Bab Penyajian Tempat Duduk Orang yang Meninggal dari Surga atau Neraka dan Pembuktian Azab Kubur serta Memohon Perlindungan dari Azabnya
Shahih
haddatsana haddabu ibnu khalidin, haddatsana hammadu ibnu salamaha, an tsabitin albunaniyyi, an anasi ibni, malikin anna rasula allahi taraka qatla badrin tsalatsan tsumma atahum faqama alayhim fanadahum faqala " ya aba jahli ibna hisyamin ya umayyaha ibna khalafin ya utbaha ibna rabiaha ya syaybaha ibna rabiaha alaysa qad wajadtum ma waada rabbukum haqqan fainni qad wajadtu ma waadani rabbi haqqan ". fasamia umaru qawla annabiyyi faqala ya rasula allahi kayfa yasmau waanna yujibu waqad jayyafu qala " waadzi nafsi biyadihi ma antum biasmaa lima aqulu minhum walakinnahum la yaqdiruna an yujibu ". tsumma amara bihim fasuhibu faulqu fi qalibi badrin.
Anas bin Malik melaporkan bahwa Rasulullah ﷺ membiarkan mayat-mayat orang kafir yang berperang di Badr (tidak dikuburkan) selama tiga hari. Kemudian dia datang kepada mereka dan duduk di samping mereka dan memanggil mereka dan berkata: Wahai Abu Jahl bin Hisham, wahai Umayya bin Khalaf, wahai Utba bin Rab'i, wahai Shaiba bin Rabi'a, apakah kamu tidak menemukan apa yang dijanjikan Tuhanmu kepada kamu adalah benar?

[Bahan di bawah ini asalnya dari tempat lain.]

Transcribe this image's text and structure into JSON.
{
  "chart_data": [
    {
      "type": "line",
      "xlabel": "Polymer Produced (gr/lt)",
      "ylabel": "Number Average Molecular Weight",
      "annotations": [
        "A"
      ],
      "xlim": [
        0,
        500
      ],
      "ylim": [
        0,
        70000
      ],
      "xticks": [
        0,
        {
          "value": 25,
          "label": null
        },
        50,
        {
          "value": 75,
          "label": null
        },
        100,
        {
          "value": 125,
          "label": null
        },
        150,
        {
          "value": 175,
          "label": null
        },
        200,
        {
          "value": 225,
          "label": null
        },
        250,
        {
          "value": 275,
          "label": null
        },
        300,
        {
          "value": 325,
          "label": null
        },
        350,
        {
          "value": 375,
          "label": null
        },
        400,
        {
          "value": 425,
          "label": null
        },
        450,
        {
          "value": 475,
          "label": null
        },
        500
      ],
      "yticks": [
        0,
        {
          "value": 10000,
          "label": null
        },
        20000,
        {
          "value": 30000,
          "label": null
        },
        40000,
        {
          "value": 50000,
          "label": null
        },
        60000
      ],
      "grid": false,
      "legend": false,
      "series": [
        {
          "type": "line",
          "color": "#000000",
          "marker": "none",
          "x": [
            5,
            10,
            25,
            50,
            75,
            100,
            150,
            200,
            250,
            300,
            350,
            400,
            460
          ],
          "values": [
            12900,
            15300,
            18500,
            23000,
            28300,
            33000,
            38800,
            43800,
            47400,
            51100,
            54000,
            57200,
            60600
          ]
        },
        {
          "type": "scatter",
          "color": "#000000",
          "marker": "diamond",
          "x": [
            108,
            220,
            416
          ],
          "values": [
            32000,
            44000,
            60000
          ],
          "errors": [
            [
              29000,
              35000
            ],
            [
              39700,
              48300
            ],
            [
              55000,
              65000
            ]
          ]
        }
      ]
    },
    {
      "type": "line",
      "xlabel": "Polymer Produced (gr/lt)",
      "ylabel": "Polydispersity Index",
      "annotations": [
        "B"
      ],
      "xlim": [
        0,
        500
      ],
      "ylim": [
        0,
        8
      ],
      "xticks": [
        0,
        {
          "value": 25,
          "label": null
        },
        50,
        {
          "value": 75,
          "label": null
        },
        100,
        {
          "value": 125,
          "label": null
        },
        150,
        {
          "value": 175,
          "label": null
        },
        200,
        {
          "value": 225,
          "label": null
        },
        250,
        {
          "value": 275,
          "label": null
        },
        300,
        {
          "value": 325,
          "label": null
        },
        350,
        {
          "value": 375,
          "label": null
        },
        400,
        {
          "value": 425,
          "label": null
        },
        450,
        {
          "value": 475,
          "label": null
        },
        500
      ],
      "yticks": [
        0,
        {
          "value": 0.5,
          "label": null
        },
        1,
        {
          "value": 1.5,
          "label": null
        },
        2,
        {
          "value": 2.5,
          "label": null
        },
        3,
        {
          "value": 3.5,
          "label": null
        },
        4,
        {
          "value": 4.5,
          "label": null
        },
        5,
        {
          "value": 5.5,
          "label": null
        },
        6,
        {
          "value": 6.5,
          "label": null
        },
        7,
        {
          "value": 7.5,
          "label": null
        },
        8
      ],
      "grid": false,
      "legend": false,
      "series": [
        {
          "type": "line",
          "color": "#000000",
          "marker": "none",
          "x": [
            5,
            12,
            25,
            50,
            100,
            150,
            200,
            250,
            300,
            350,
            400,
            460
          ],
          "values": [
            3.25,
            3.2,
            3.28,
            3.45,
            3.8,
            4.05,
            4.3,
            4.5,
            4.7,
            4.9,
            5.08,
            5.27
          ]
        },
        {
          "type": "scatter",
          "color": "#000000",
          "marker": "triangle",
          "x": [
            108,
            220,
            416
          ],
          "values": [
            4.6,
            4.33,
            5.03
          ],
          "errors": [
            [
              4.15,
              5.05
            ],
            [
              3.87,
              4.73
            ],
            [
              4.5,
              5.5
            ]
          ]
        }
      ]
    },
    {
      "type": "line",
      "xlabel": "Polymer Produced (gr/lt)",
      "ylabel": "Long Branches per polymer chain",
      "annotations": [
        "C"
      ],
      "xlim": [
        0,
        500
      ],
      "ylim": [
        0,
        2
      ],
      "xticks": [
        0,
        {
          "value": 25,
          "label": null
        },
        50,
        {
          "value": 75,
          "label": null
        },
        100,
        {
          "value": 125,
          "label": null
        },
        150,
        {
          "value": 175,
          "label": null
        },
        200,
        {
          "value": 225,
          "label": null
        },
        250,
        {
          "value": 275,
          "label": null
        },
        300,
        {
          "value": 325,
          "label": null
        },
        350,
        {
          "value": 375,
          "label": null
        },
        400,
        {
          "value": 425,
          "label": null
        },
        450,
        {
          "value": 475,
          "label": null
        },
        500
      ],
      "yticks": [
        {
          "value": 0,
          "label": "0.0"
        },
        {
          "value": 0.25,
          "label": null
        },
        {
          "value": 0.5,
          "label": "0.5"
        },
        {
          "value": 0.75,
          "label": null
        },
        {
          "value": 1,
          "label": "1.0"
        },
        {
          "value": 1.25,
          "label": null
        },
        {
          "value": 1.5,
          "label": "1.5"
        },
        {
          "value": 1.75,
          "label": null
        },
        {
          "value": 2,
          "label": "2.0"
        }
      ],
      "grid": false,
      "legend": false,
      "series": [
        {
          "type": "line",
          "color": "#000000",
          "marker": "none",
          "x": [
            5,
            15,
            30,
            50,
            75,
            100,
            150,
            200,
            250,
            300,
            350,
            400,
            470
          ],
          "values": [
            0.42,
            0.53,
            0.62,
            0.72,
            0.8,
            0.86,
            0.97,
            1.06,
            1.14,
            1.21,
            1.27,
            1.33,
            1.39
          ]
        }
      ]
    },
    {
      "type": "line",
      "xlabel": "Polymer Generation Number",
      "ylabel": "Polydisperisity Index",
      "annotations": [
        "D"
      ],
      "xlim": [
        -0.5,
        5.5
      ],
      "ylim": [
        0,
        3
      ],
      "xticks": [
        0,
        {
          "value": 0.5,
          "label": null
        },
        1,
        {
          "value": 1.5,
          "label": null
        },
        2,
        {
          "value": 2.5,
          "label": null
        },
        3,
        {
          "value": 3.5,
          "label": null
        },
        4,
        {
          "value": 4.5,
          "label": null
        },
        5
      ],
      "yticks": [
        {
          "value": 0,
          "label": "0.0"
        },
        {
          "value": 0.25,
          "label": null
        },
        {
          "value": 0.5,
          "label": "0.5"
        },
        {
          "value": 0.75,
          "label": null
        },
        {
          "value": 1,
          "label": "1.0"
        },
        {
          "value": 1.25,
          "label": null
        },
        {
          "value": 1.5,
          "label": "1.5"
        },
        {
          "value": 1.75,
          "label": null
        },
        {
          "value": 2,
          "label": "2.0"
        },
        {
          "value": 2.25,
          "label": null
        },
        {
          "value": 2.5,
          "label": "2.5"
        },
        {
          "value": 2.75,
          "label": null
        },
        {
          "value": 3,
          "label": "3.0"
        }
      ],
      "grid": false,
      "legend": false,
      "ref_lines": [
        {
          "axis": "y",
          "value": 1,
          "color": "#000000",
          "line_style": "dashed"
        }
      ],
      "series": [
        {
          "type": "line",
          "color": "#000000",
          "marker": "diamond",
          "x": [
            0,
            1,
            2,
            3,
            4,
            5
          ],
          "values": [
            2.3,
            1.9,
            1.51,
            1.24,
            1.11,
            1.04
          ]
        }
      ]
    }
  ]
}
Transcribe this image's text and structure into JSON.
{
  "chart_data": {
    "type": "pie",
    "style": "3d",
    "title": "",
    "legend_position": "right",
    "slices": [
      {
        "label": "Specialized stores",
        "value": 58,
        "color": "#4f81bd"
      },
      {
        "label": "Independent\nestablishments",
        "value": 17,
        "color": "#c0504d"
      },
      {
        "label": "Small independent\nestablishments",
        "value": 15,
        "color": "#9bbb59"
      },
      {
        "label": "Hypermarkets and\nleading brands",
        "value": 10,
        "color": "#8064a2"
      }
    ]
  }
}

Adapun saya, saya telah menemukan janji Tuhan saya adalah (benar) sempurna. Umar mendengarkan kata-kata Rasulullah ﷺ dan berkata: Wahai Rasulullah, bagaimana mereka mendengar dan menjawab kepadamu? Mereka sudah mati dan tubuh mereka telah membusuk. Kemudian dia (Nabi yang Mulia) berkata: Demi Dia yang di Tangan-Nya adalah hidupku, apa yang saya katakan kepada mereka, bahkan kamu tidak dapat mendengar lebih jelas daripada mereka, tetapi mereka tidak memiliki kekuatan untuk menjawab. Kemudian dia memerintahkan agar mereka dikuburkan di sumur Badr.